In the 1880s an association of hoteliers, the English Lake District Association, financed improvements to the road in the hope of encouraging tourist excursions by carriage; by 1891 the scheme was judged to be "not the success that was anticipated". Nevertheless, the route had some popularity with cyclists and early motorists, with the Cyclists' Touring Club 1911 Guide to North-West England describing the old coach road as "difficult going West, cruel coming East". The first motor vehicles were taken over the Hardknott and Wrynose passes, from the Eskdale side, in 1913.

In 1936, the Cumberland Highways Committee considered, and rejected, a proposal to make the pass more accessible to motorised vehicles by laying down a new road surface and making other improvements.
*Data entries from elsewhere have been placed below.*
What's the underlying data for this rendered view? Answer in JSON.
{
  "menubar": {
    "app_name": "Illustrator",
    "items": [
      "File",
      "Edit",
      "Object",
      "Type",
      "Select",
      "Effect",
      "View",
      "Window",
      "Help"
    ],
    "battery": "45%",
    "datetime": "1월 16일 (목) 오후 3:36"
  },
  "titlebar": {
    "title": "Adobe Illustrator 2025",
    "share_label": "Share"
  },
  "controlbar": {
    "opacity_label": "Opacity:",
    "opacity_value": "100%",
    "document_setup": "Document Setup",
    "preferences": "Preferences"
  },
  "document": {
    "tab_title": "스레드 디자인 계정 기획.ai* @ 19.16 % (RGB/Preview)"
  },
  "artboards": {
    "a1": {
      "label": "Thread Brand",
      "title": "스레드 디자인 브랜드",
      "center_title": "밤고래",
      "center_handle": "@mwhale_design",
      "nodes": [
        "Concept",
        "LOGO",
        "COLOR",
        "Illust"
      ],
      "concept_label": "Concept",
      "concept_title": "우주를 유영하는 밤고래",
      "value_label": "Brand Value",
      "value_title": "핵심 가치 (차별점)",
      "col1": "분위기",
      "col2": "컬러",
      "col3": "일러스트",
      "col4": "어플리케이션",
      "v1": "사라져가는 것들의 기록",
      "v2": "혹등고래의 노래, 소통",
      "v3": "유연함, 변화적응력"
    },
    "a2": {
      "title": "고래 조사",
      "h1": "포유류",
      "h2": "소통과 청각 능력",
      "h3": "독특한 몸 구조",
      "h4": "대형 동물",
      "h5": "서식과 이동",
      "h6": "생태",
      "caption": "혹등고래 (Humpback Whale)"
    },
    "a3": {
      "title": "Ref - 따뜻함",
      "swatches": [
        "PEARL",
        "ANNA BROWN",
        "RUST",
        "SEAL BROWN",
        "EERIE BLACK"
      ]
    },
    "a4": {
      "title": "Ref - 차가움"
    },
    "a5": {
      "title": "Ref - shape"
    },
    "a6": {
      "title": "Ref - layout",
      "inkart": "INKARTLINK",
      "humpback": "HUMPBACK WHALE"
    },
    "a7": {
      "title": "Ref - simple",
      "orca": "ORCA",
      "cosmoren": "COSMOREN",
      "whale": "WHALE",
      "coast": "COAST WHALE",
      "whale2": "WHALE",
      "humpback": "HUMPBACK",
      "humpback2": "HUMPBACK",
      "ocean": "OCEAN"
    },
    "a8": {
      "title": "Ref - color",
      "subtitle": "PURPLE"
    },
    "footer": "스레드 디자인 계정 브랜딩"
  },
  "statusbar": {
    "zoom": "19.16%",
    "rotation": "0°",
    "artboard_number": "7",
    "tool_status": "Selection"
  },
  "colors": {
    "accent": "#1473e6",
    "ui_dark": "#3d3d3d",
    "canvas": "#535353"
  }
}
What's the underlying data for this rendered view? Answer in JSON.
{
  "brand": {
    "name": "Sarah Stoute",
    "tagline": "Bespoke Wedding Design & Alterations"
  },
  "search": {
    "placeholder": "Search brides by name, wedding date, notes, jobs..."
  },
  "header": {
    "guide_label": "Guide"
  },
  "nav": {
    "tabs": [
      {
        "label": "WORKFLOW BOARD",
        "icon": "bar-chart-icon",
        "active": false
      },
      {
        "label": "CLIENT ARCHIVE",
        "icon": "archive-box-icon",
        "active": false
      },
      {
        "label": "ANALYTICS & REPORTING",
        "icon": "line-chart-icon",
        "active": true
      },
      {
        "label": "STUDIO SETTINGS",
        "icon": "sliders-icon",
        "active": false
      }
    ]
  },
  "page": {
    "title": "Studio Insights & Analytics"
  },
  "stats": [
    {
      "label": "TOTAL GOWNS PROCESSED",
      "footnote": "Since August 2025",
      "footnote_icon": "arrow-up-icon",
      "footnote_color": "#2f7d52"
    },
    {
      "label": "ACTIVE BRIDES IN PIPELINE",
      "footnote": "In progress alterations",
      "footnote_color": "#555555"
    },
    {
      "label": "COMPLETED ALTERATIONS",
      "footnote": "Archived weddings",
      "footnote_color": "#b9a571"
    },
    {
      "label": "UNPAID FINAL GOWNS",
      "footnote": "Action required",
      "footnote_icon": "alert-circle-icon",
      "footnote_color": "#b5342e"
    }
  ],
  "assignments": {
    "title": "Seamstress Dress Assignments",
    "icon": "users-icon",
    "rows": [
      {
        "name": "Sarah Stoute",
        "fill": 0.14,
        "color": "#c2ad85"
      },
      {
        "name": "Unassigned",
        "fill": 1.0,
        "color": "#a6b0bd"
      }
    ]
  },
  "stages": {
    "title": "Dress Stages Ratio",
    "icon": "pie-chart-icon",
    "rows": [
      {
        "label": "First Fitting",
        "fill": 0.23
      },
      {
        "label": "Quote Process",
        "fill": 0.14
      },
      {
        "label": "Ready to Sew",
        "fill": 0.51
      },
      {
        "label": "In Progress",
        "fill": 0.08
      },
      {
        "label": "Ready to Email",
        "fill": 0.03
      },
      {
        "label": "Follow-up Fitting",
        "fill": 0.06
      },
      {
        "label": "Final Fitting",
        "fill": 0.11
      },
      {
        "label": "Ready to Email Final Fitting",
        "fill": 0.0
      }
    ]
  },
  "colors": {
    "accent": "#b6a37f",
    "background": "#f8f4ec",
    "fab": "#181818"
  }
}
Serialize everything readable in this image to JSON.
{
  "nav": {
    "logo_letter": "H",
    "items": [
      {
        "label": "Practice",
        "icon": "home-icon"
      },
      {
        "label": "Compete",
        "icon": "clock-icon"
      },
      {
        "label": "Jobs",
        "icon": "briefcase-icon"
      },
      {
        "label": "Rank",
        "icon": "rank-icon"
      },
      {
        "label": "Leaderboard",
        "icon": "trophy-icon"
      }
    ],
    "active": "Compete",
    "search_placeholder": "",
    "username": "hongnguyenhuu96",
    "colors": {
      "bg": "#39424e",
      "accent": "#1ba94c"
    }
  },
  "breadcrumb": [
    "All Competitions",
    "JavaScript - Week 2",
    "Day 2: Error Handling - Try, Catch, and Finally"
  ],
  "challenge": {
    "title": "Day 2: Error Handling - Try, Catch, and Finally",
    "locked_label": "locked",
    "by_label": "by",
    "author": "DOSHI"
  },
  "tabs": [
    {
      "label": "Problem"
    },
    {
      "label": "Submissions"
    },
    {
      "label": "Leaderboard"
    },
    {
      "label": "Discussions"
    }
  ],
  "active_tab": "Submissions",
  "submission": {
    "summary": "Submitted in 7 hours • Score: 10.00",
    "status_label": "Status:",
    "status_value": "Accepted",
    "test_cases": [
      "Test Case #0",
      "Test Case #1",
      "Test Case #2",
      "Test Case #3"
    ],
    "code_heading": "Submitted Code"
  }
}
However, during the Second World War the War Office used the area for tank training, completely destroying the existing road surface. After the war the damage was repaired and the road tarmaced. A decade after the local government had rejected opening the highway to vehicles, the war's legacy had inadvertently created a direct motor route between Ambleside and Eskdale for the first time.

The courses of the Roman and modern roads are not identical. The Roman highway is to the north of the modern road on the western side of the pass and to the south on the eastern side.